Benchaâboun a, dans ce sens, relevé que 15 MMDH seront financés directement par le budget général de l’Etat cette année et seront injectés dans le Fonds d’investissement public, alors que 30 MMDH seront mobilisés auprès d’institutionnels nationaux et internationaux.

Le plan de relance massif de l’économie nationale avec une enveloppe globale de 120 MMDH sera opérationnalisé rapidement notamment à travers l’adoption d’un décret-loi dans les jours à venir lors du prochain conseil du gouvernement, a-t-il fait savoir.

S’agissant de la généralisation de la protection sociale à l’ensemble des Marocains, qui sera sur une période de 5 ans, il a souligné que l’assurance maladie obligatoire (AMO) va être généralisée à partir du 1er janvier de l’année prochaine.

« Nous allons entamer tout un ensemble de réformes et d’adoptions de textes notamment législatifs et réglementaires qui permettraient de préparer l’opérationnalisation à partir du 1er janvier », a-t-il noté.

Cette AMO qui va être généralisée va toucher tous ceux qui ne sont pas protégés aujourd’hui, a t-il dit, notant que cette généralisation vise à assurer à un ensemble de marocains les mêmes prestations de services médicaux et de soins peu importe leurs catégories socio-professionnelles.

Le ministre a évoqué à cet égard la nécessité de mettre en oeuvre certaines réformes notamment fiscale afin de garantir une contribution professionnelle unifiée permettant d’un côté aux commerçants et artisans de pouvoir contribuer en fonction de leurs revenus et d’avoir en retour cette protection sociale.

La partie généralisation de l’AMO va s’étaler sur 2 ans, a-t-il fait savoir, ajoutant que la généralisation des allocations familiales, en remplacement des systèmes existants, la mise en chantier de la retraite pour tous et l’indemnité pour perte d’emploi viendront juste après.
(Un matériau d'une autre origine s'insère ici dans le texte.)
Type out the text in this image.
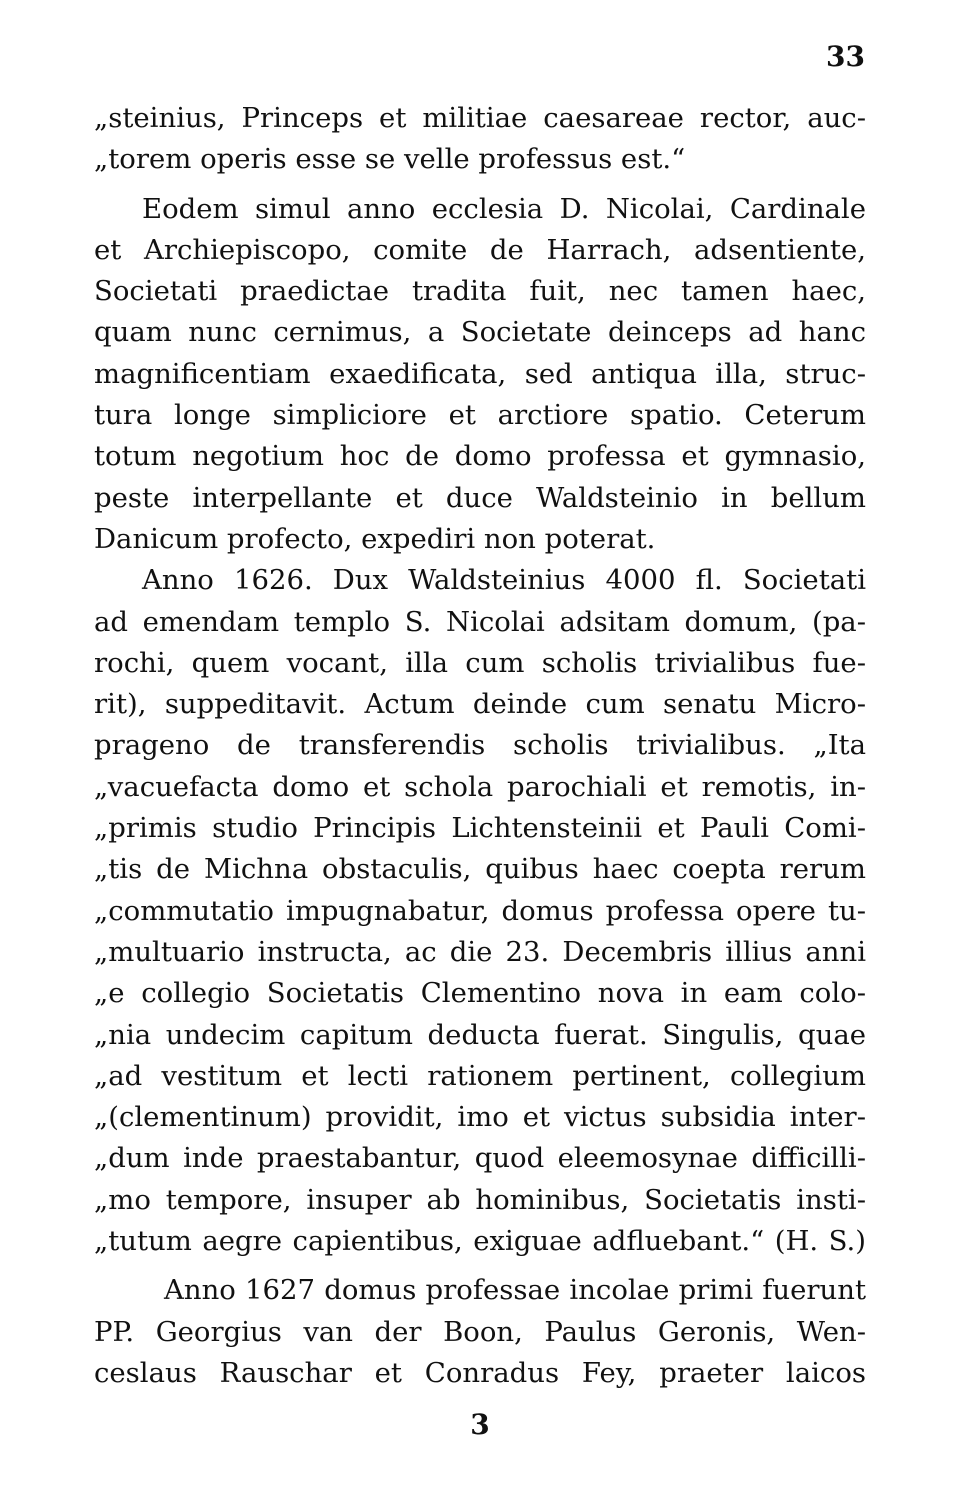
33
„steinius, Princeps et militiae caesareae rector, auc-
„torem operis esse se velle professus est.“
Eodem simul anno ecclesia D. Nicolai, Cardinale
et Archiepiscopo, comite de Harrach, adsentiente,
Societati praedictae tradita fuit, nec tamen haec,
quam nunc cernimus, a Societate deinceps ad hanc
magnificentiam exaedificata, sed antiqua illa, struc-
tura longe simpliciore et arctiore spatio. Ceterum
totum negotium hoc de domo professa et gymnasio,
peste interpellante et duce Waldsteinio in bellum
Danicum profecto, expediri non poterat.
Anno 1626. Dux Waldsteinius 4000 fl. Societati
ad emendam templo S. Nicolai adsitam domum, (pa-
rochi, quem vocant, illa cum scholis trivialibus fue-
rit), suppeditavit. Actum deinde cum senatu Micro-
prageno de transferendis scholis trivialibus. „Ita
„vacuefacta domo et schola parochiali et remotis, in-
„primis studio Principis Lichtensteinii et Pauli Comi-
„tis de Michna obstaculis, quibus haec coepta rerum
„commutatio impugnabatur, domus professa opere tu-
„multuario instructa, ac die 23. Decembris illius anni
„e collegio Societatis Clementino nova in eam colo-
„nia undecim capitum deducta fuerat. Singulis, quae
„ad vestitum et lecti rationem pertinent, collegium
„(clementinum) providit, imo et victus subsidia inter-
„dum inde praestabantur, quod eleemosynae difficilli-
„mo tempore, insuper ab hominibus, Societatis insti-
„tutum aegre capientibus, exiguae adfluebant.“ (H. S.)
Anno 1627 domus professae incolae primi fuerunt
PP. Georgius van der Boon, Paulus Geronis, Wen-
ceslaus Rauschar et Conradus Fey, praeter laicos
3
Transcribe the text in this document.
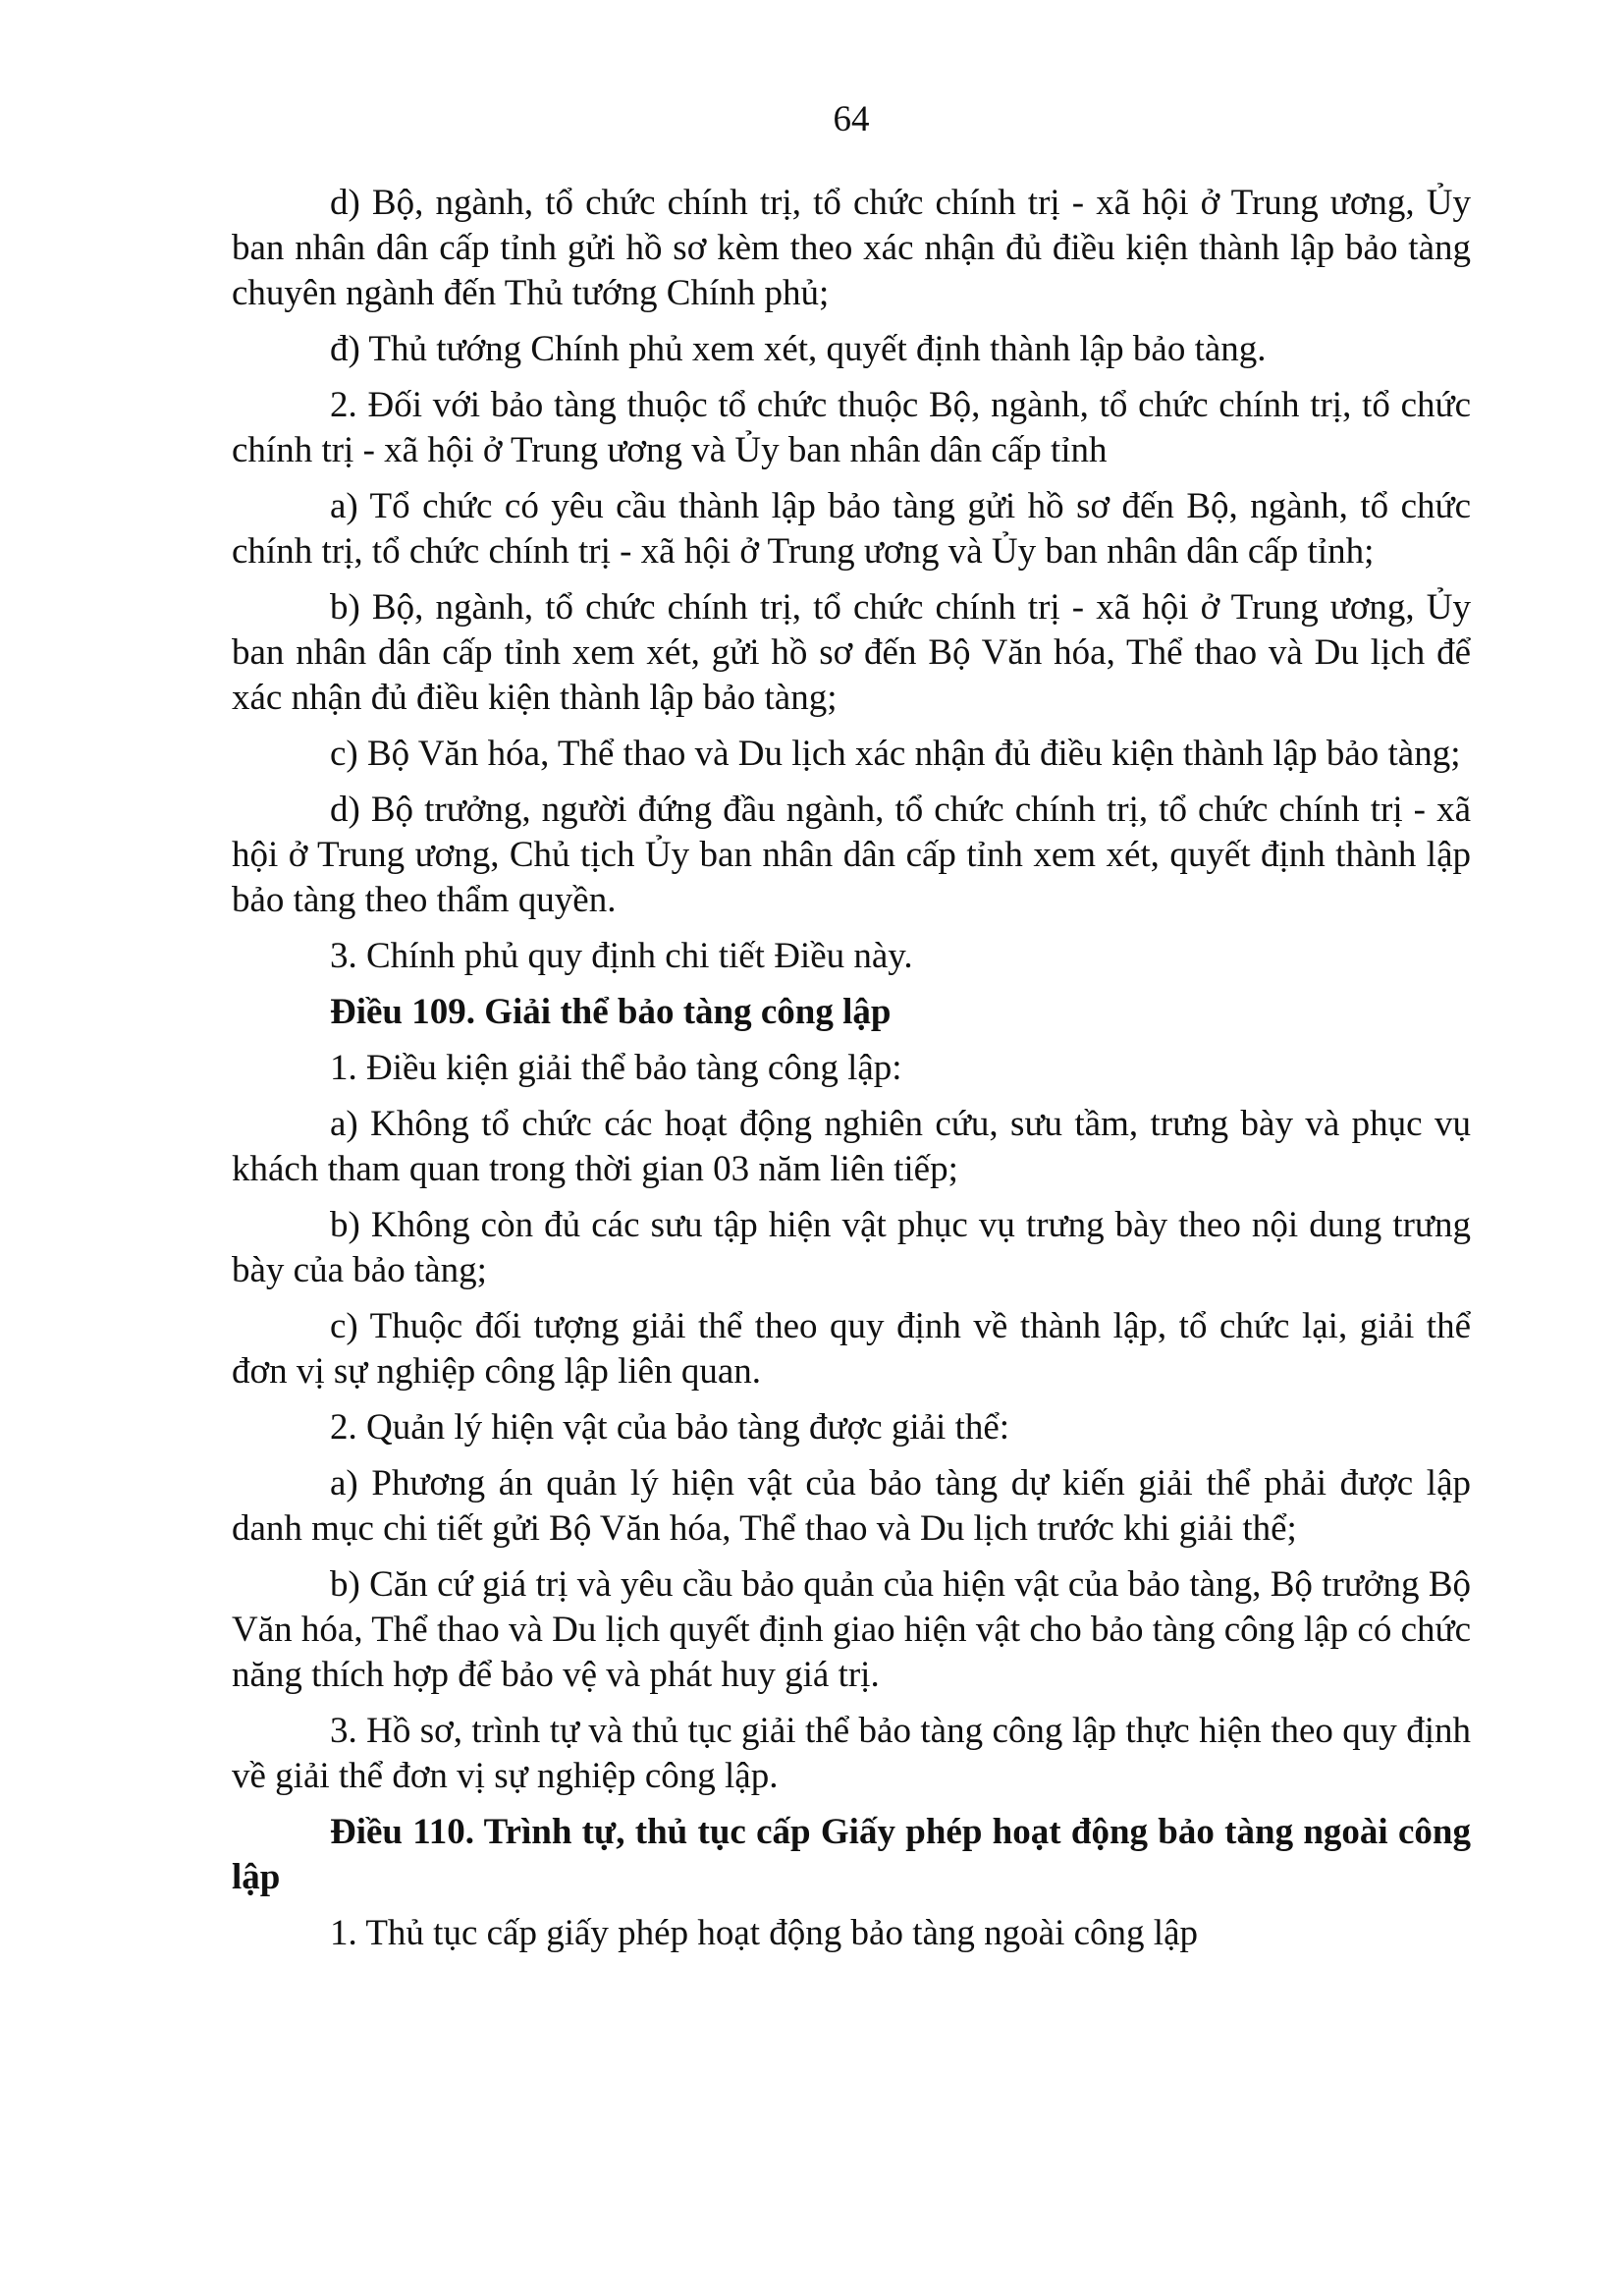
64

d) Bộ, ngành, tổ chức chính trị, tổ chức chính trị - xã hội ở Trung ương, Ủy ban nhân dân cấp tỉnh gửi hồ sơ kèm theo xác nhận đủ điều kiện thành lập bảo tàng chuyên ngành đến Thủ tướng Chính phủ;

đ) Thủ tướng Chính phủ xem xét, quyết định thành lập bảo tàng.

2. Đối với bảo tàng thuộc tổ chức thuộc Bộ, ngành, tổ chức chính trị, tổ chức chính trị - xã hội ở Trung ương và Ủy ban nhân dân cấp tỉnh

a) Tổ chức có yêu cầu thành lập bảo tàng gửi hồ sơ đến Bộ, ngành, tổ chức chính trị, tổ chức chính trị - xã hội ở Trung ương và Ủy ban nhân dân cấp tỉnh;

b) Bộ, ngành, tổ chức chính trị, tổ chức chính trị - xã hội ở Trung ương, Ủy ban nhân dân cấp tỉnh xem xét, gửi hồ sơ đến Bộ Văn hóa, Thể thao và Du lịch để xác nhận đủ điều kiện thành lập bảo tàng;

c) Bộ Văn hóa, Thể thao và Du lịch xác nhận đủ điều kiện thành lập bảo tàng;

d) Bộ trưởng, người đứng đầu ngành, tổ chức chính trị, tổ chức chính trị - xã hội ở Trung ương, Chủ tịch Ủy ban nhân dân cấp tỉnh xem xét, quyết định thành lập bảo tàng theo thẩm quyền.

3. Chính phủ quy định chi tiết Điều này.

Điều 109. Giải thể bảo tàng công lập

1. Điều kiện giải thể bảo tàng công lập:

a) Không tổ chức các hoạt động nghiên cứu, sưu tầm, trưng bày và phục vụ khách tham quan trong thời gian 03 năm liên tiếp;

b) Không còn đủ các sưu tập hiện vật phục vụ trưng bày theo nội dung trưng bày của bảo tàng;

c) Thuộc đối tượng giải thể theo quy định về thành lập, tổ chức lại, giải thể đơn vị sự nghiệp công lập liên quan.

2. Quản lý hiện vật của bảo tàng được giải thể:

a) Phương án quản lý hiện vật của bảo tàng dự kiến giải thể phải được lập danh mục chi tiết gửi Bộ Văn hóa, Thể thao và Du lịch trước khi giải thể;

b) Căn cứ giá trị và yêu cầu bảo quản của hiện vật của bảo tàng, Bộ trưởng Bộ Văn hóa, Thể thao và Du lịch quyết định giao hiện vật cho bảo tàng công lập có chức năng thích hợp để bảo vệ và phát huy giá trị.

3. Hồ sơ, trình tự và thủ tục giải thể bảo tàng công lập thực hiện theo quy định về giải thể đơn vị sự nghiệp công lập.

Điều 110. Trình tự, thủ tục cấp Giấy phép hoạt động bảo tàng ngoài công lập

1. Thủ tục cấp giấy phép hoạt động bảo tàng ngoài công lập
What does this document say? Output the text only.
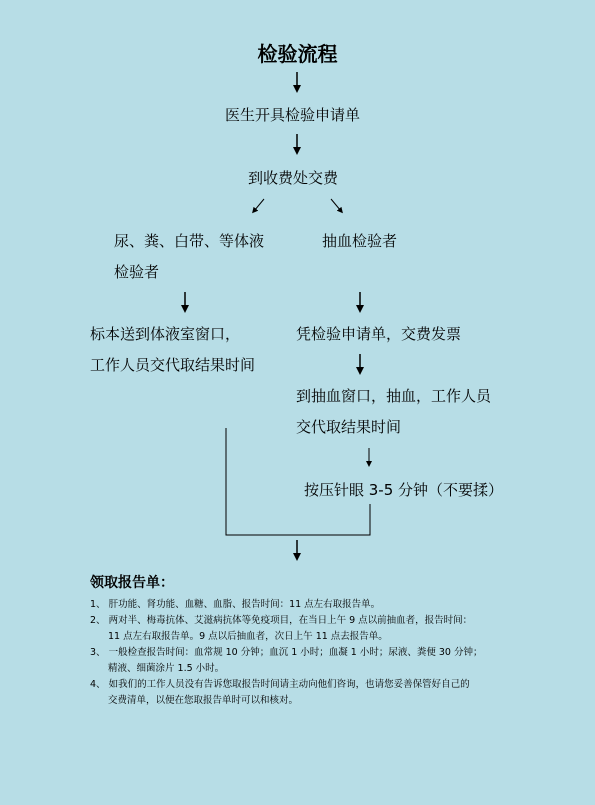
检验流程
医生开具检验申请单
到收费处交费
尿、粪、白带、等体液
检验者
抽血检验者
标本送到体液室窗口，
工作人员交代取结果时间
凭检验申请单，交费发票
到抽血窗口，抽血，工作人员
交代取结果时间
按压针眼 3-5 分钟（不要揉）
领取报告单：
1、 肝功能、肾功能、血糖、血脂、报告时间：11 点左右取报告单。
2、 两对半、梅毒抗体、艾滋病抗体等免疫项目，在当日上午 9 点以前抽血者，报告时间：
11 点左右取报告单。9 点以后抽血者，次日上午 11 点去报告单。
3、 一般检查报告时间：血常规 10 分钟；血沉 1 小时；血凝 1 小时；尿液、粪便 30 分钟；
精液、细菌涂片 1.5 小时。
4、 如我们的工作人员没有告诉您取报告时间请主动向他们咨询，也请您妥善保管好自己的
交费清单，以便在您取报告单时可以和核对。
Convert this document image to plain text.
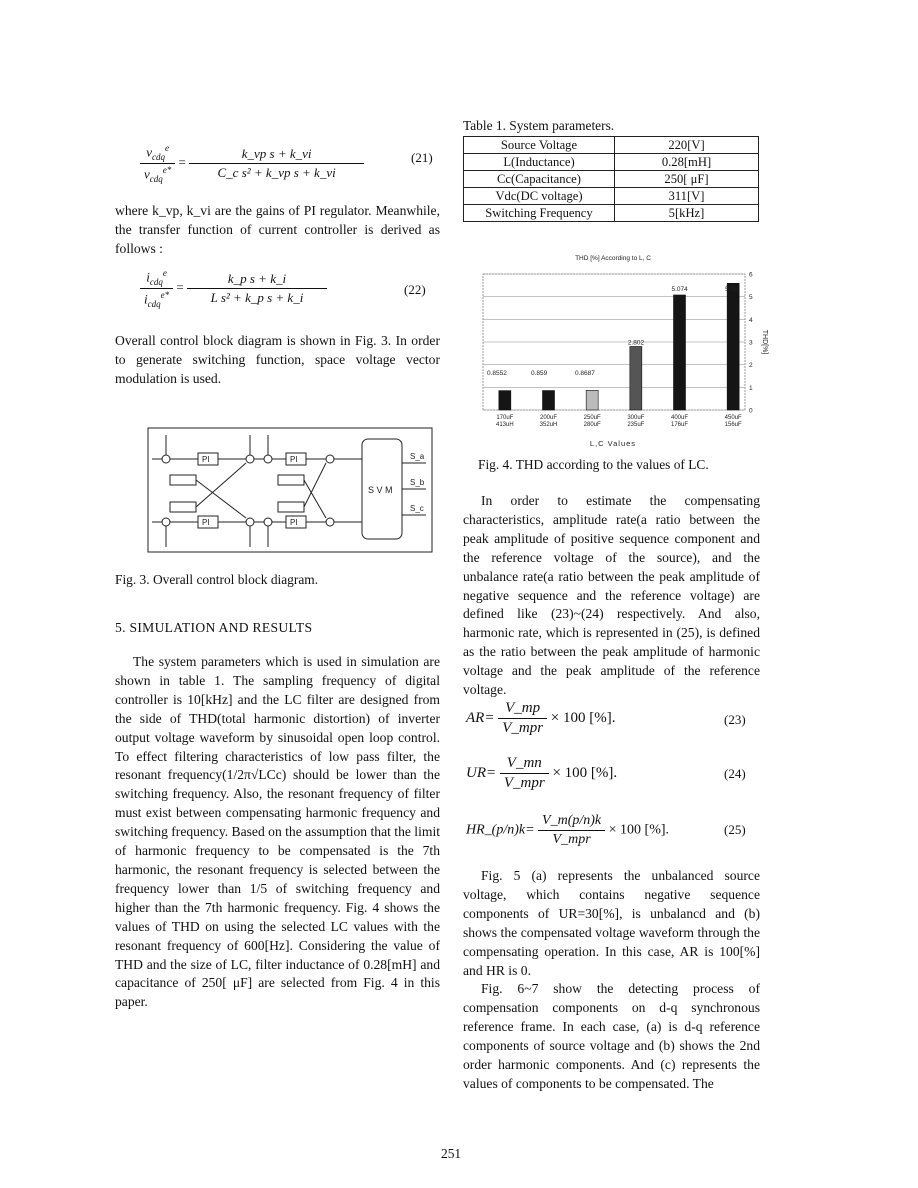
$\frac{v_{cdq}^e}{v_{cdq}^{e*}} = \frac{\text{k\_vp s + k\_vi}}{\text{C\_c s² + k\_vp s + k\_vi}}$	(21)

where k_vp, k_vi are the gains of PI regulator. Meanwhile, the transfer function of current controller is derived as follows :

$\frac{i_{cdq}^e}{i_{cdq}^{e*}} = \frac{\text{k\_p s + k\_i}}{\text{L s² + k\_p s + k\_i}}$	(22)

Overall control block diagram is shown in Fig. 3. In order to generate switching function, space voltage vector modulation is used.

PI	PI
PI	PI
S V M
S_a
S_b
S_c
Fig. 3. Overall control block diagram.
5. SIMULATION AND RESULTS

The system parameters which is used in simulation are shown in table 1. The sampling frequency of digital controller is 10[kHz] and the LC filter are designed from the side of THD(total harmonic distortion) of inverter output voltage waveform by sinusoidal open loop control. To effect filtering characteristics of low pass filter, the resonant frequency(1/2π√LCc) should be lower than the switching frequency. Also, the resonant frequency of filter must exist between compensating harmonic frequency and switching frequency. Based on the assumption that the limit of harmonic frequency to be compensated is the 7th harmonic, the resonant frequency is selected between the frequency lower than 1/5 of switching frequency and higher than the 7th harmonic frequency. Fig. 4 shows the values of THD on using the selected LC values with the resonant frequency of 600[Hz]. Considering the value of THD and the size of LC, filter inductance of 0.28[mH] and capacitance of 250[ μF] are selected from Fig. 4 in this paper.

Table 1. System parameters.
Source Voltage	220[V]
L(Inductance)	0.28[mH]
Cc(Capacitance)	250[ μF]
Vdc(DC voltage)	311[V]
Switching Frequency	5[kHz]
THD [%] According to L, C
0.8552	0.859	0.8687
2.802
5.074	5.59
0
1
2
3
4
5
6
170uF
413uH
200uF
352uH
250uF
280uF
300uF
235uF
400uF
176uF
450uF
156uF
THD[%]
L,C Values
Fig. 4. THD according to the values of LC.

In order to estimate the compensating characteristics, amplitude rate(a ratio between the peak amplitude of positive sequence component and the reference voltage of the source), and the unbalance rate(a ratio between the peak amplitude of negative sequence and the reference voltage) are defined like (23)~(24) respectively. And also, harmonic rate, which is represented in (25), is defined as the ratio between the peak amplitude of harmonic voltage and the peak amplitude of the reference voltage.

$AR= \frac{V\_mp}{\text{V\_mpr}} \times 100$ [%].	(23)
$UR= \frac{V\_mn}{\text{V\_mpr}} \times 100$ [%].	(24)
HR_(p/n)k= $\frac{V\_m(p/n)k}{\text{V\_mpr}} \times 100$ [%].	(25)

Fig. 5 (a) represents the unbalanced source voltage, which contains negative sequence components of UR=30[%], is unbalancd and (b) shows the compensated voltage waveform through the compensating operation. In this case, AR is 100[%] and HR is 0.

Fig. 6~7 show the detecting process of compensation components on d-q synchronous reference frame. In each case, (a) is d-q reference components of source voltage and (b) shows the 2nd order harmonic components. And (c) represents the values of components to be compensated. The

251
Pour ce qui est de la réforme principale en profondeur du secteur public, plus particulièrement des établissements et entreprises publics, une agence des participations de l’Etat va être créée pour plus d’efficience dans la gestion mais également pour agir à travers la suppression d’un certains nombre d’établissements, dans le cadre d’une optimisation du fonctionnement de l’Etat, et la création de pôles homogènes pour plusieurs secteurs (pôle pour l’énergie, pôle pour le transport..), a-t-il souligné.

Ces pôles, a-t-il dit, permettront de créer des ensembles plus solides qui auront plus facilement accès au financement à des conditions meilleurs que celles aujourd’hui et qui leurs permettront donc d’investir et à créer de l’emploi ce qui est leurs rôle premier.

« Il y a des synergies à rechercher en rapprochant un certain nombre d’établissements et entreprises publics », a-t-il fait observer, notant que l’objectif est d’optimiser le fonctionnement du secteur public dans son ensemble.